Boston travel finds trains, buses halted, planes flying
Mass transportation to and from the Boston area is virtually shut down Friday morning as police conduct a massive manhunt for one of two suspects in Monday's Boston Marathon bombing. The exception is air travel, as planes continue to take off and land at Logan International Airport.
Authorities in Boston suspended all mass transit, telling commuters via Twitter this morning: "Go/stay home." Businesses were asked not to open.
Amtrak has stopped trains north and south of Boston. All major intercity bus lines have suspended service to the area. Passengers are being allowed to get refunds or rebook for travel at a later date. And the airlines are allowing customers to change plans without paying a fee.

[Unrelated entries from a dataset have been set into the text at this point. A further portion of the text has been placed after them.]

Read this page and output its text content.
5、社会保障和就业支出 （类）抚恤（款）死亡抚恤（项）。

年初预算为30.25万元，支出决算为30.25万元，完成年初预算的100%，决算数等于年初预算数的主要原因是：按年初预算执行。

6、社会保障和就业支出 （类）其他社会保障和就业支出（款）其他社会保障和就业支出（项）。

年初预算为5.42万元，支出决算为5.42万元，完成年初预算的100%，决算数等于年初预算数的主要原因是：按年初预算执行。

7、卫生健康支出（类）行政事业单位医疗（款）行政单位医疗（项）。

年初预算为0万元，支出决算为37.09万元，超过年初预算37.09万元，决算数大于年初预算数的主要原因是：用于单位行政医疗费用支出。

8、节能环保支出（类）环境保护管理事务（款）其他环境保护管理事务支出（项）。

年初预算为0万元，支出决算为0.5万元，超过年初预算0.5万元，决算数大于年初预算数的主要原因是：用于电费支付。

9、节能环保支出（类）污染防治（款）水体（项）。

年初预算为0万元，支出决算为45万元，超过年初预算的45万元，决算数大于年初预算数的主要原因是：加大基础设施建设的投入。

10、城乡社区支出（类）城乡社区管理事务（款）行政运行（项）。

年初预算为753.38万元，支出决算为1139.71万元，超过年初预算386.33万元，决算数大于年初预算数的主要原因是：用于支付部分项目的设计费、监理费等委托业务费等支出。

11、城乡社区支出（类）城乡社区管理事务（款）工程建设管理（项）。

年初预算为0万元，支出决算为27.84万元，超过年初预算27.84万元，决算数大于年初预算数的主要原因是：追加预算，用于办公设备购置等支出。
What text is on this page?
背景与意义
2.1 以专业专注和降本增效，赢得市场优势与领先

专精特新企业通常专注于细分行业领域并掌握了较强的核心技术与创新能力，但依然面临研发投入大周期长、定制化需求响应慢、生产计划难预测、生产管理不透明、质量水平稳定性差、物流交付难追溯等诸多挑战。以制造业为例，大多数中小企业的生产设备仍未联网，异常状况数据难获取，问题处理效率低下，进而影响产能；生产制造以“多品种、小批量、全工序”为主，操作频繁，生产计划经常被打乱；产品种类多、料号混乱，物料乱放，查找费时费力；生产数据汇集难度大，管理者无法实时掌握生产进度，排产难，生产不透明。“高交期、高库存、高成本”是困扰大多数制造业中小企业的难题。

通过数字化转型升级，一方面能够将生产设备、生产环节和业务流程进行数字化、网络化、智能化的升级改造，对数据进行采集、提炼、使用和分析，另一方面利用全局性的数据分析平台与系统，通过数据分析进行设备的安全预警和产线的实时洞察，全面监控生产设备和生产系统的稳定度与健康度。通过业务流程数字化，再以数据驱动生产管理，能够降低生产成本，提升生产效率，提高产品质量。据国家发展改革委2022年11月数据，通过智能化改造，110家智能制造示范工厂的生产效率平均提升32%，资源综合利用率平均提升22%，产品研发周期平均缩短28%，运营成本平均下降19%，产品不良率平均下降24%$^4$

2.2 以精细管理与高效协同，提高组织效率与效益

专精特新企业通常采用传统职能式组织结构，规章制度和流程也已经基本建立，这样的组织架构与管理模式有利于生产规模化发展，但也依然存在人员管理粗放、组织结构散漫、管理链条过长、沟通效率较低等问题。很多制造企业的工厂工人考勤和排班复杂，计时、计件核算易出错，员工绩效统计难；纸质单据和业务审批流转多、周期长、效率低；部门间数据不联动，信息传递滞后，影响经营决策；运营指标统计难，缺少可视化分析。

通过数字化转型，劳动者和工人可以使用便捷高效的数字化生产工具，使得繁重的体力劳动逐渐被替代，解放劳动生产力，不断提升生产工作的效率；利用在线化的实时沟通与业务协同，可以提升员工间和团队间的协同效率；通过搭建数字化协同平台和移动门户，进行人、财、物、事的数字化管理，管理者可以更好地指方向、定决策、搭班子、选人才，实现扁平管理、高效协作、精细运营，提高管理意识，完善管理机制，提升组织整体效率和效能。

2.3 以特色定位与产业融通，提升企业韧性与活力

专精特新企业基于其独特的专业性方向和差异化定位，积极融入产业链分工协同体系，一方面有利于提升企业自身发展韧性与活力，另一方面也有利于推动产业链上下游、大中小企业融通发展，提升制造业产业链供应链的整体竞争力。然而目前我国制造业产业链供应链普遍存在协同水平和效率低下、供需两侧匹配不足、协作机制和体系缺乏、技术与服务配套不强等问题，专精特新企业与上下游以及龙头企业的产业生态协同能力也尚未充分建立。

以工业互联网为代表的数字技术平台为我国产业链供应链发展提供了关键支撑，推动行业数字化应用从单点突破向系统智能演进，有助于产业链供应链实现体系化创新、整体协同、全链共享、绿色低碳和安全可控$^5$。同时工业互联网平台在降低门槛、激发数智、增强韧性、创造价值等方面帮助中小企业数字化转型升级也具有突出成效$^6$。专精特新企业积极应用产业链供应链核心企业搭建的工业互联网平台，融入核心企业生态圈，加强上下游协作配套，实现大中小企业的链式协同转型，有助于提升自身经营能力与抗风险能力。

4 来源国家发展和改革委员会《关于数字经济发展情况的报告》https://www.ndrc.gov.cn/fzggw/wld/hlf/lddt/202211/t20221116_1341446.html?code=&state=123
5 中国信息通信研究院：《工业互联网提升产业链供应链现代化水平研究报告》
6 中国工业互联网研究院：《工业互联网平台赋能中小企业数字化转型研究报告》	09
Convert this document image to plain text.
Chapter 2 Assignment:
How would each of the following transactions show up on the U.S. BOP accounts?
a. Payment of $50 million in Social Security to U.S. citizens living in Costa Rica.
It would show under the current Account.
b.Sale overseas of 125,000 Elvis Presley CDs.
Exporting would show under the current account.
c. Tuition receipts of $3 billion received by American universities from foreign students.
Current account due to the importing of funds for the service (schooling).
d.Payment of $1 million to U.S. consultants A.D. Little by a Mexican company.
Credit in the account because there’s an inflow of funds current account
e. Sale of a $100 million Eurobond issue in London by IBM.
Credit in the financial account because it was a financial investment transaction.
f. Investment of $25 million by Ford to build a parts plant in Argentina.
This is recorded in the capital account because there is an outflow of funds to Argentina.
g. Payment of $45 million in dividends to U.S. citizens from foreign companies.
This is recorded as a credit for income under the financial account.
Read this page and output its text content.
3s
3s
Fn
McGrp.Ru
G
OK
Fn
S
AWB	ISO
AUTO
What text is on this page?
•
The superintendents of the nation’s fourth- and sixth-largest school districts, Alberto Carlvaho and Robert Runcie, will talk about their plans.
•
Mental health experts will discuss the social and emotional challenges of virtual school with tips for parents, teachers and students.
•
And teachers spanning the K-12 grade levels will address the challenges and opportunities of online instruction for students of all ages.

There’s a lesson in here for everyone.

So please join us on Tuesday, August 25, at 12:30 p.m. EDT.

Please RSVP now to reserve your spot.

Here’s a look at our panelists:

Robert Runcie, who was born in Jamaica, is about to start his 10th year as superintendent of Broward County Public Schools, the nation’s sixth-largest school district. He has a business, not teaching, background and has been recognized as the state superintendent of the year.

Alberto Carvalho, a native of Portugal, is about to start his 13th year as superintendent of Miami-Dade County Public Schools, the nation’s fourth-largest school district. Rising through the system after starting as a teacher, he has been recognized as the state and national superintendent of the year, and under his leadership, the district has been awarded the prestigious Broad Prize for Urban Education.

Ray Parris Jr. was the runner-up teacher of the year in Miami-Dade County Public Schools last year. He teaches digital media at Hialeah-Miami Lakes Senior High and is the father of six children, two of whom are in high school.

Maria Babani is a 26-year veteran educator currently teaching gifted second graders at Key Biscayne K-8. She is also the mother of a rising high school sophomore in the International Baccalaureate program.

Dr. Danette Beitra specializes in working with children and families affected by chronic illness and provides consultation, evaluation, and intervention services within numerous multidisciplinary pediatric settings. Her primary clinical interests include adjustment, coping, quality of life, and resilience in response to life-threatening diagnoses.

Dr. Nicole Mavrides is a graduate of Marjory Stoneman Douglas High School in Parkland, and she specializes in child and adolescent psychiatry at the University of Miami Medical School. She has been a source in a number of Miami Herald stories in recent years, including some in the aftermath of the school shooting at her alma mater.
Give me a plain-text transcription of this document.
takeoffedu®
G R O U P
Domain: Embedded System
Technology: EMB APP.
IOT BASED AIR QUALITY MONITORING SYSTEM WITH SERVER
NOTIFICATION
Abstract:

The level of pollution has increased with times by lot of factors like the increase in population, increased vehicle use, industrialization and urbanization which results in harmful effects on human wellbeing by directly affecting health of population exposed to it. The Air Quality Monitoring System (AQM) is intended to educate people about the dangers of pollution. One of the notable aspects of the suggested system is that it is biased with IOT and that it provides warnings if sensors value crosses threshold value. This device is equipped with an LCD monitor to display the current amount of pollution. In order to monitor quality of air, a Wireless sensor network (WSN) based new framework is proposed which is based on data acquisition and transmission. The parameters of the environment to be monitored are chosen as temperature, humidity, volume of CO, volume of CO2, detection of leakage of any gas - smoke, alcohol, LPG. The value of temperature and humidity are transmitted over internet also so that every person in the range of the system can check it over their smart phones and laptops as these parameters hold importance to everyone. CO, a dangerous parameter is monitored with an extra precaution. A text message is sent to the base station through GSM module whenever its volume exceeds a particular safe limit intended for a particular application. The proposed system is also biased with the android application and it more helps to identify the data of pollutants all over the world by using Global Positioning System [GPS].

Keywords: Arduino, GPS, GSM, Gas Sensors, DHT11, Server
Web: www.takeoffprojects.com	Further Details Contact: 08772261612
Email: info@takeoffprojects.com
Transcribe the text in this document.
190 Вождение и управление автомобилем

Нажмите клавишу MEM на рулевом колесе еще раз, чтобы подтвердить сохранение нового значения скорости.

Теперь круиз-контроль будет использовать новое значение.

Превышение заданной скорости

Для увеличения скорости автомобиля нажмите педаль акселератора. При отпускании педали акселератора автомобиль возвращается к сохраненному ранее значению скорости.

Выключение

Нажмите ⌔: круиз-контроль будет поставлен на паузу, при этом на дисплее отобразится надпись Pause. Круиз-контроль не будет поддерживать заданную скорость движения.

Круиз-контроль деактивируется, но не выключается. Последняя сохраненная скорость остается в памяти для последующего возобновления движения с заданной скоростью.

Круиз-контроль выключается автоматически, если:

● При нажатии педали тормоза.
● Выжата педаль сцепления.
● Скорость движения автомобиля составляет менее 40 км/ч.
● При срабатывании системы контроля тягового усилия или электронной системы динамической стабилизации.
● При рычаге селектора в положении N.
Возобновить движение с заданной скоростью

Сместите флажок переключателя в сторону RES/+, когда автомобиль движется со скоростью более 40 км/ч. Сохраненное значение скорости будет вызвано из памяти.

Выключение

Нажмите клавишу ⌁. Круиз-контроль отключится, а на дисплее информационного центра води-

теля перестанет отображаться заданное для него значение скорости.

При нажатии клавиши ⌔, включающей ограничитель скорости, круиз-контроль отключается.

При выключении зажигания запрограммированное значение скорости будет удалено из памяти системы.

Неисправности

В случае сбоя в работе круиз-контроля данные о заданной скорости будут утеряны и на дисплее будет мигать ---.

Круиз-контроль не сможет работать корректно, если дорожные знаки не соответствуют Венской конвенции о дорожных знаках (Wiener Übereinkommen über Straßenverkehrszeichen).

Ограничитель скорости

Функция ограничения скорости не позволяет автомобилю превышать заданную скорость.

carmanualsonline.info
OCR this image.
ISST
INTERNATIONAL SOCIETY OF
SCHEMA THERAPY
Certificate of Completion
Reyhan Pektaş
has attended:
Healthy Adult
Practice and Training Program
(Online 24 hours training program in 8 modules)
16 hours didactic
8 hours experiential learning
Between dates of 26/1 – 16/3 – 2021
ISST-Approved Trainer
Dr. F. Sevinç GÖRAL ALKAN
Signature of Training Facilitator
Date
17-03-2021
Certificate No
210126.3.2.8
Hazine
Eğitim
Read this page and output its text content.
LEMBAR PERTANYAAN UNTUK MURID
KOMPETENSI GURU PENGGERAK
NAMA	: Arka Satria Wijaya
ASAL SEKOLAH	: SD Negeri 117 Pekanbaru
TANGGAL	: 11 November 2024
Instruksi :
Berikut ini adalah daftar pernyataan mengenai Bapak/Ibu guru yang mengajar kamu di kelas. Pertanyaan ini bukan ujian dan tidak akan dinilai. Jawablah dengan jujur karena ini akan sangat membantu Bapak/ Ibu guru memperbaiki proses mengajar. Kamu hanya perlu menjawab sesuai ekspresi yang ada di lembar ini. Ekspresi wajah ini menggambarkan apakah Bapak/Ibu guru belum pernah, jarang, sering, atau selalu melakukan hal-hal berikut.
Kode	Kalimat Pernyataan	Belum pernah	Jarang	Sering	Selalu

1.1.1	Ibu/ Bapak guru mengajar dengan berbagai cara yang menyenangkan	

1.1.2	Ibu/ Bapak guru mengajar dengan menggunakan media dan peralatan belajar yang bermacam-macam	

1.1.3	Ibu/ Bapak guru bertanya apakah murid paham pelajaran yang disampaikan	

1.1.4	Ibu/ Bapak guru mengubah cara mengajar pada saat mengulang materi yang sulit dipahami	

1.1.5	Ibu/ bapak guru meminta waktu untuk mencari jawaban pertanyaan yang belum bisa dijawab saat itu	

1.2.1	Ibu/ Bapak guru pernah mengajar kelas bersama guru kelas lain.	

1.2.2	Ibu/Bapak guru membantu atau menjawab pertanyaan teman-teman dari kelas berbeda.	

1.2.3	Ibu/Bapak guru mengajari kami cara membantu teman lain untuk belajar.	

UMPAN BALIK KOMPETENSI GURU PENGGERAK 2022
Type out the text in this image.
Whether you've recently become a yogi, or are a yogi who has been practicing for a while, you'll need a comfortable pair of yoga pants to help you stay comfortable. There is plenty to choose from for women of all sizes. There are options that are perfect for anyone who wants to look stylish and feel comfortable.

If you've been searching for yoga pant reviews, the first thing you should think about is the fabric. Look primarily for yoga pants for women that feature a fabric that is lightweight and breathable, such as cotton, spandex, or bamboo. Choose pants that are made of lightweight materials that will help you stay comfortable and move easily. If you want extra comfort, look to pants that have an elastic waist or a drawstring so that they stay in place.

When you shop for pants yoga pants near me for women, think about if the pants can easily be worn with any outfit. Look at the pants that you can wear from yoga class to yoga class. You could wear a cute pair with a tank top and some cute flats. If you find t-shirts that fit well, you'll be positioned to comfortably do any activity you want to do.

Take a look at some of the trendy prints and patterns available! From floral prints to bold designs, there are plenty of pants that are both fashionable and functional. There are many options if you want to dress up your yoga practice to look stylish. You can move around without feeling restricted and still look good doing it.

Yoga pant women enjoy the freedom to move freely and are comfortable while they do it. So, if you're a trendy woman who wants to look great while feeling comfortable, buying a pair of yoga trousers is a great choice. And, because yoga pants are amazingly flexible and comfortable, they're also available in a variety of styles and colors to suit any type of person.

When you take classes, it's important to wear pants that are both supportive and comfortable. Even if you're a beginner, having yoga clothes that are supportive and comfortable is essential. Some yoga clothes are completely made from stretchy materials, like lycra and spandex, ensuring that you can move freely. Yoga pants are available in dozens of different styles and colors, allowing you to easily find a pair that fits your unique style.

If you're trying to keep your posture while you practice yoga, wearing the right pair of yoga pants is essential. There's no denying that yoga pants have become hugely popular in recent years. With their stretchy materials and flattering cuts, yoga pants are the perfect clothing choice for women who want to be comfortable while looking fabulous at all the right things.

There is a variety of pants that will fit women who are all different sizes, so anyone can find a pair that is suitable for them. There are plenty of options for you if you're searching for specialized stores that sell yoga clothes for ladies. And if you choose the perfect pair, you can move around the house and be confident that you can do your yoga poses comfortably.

Amtrak stopped service about an hour south of the city in Providence, R.I. It has also suspended its entire Downeaster service, which runs from Brunswick, Maine to Boston, according to spokesman Cliff Cole.
The Massachusetts Bay Transportation Authority, which operates commuter trains into Boston as well as the city's subway — called the T — and the city's buses suspended all operations. The one exception appears to be the Silver Line bus between Logan and downtown.
The MBTA suggested that people do not congregate at stations and bus stops.
All major highways remained open, according to the Massachusetts Department of Transportation. The exception is in Watertown, Mass., the center of the manhunt.
Megabus has canceled at least 18 buses between Boston and New York, New Haven, Conn., Hartford, Conn., Burlington, Vt. and Philadelphia. More than 1,000 passengers were affected, according to spokesman Mike Alvich. They received emails offering a refund or the option to rebook for free.
Bolt Bus, Greyhound and Peter Pan Bus Lines have all also suspended service. Passengers booked on canceled Bolt trips have already received refunds to their credit cards, according to Timothy Stokes, spokesman for Greyhound and Bolt Bus.
Logan airport remains open, although getting there will be a challenge for many passengers. On a typical day, the airport has about 1,000 flights, according to flight tracking site FlightAware. Fewer than 10 flights had been canceled by 10 a.m., mostly because of weather delays in New York, according to FlightAware.er
Fewer than 10 flights have been canceled Friday morning, most of them coming from areas where the weather is bad.
JetBlue, the largest airline in Boston with about 120 daily flights, is allowing anybody scheduled to fly to or from Boston to change their ticket for free. Delta — which has about 70 daily Boston departures — also hasn't canceled any flights in Boston. Spokesman Morgan Durrant says the airline expects on-time departures and is considering extending a travel waiver issued earlier in the week.
American Airlines hasn't canceled any of its 31 daily flights in Boston. The airline is allowing passengers scheduled to fly today to rebook onto flights Saturday or Sunday without penalty, according to spokeswoman Andrea Huguely.
The Federal Aviation Administration imposed an air traffic restriction on the Boston area "to provide a safe environment for law enforcement activities." It bars flights below 3,000 feet in a radius of 3.5 miles around the manhunt area. Such restrictions have minimal impact on commercial flights in the area.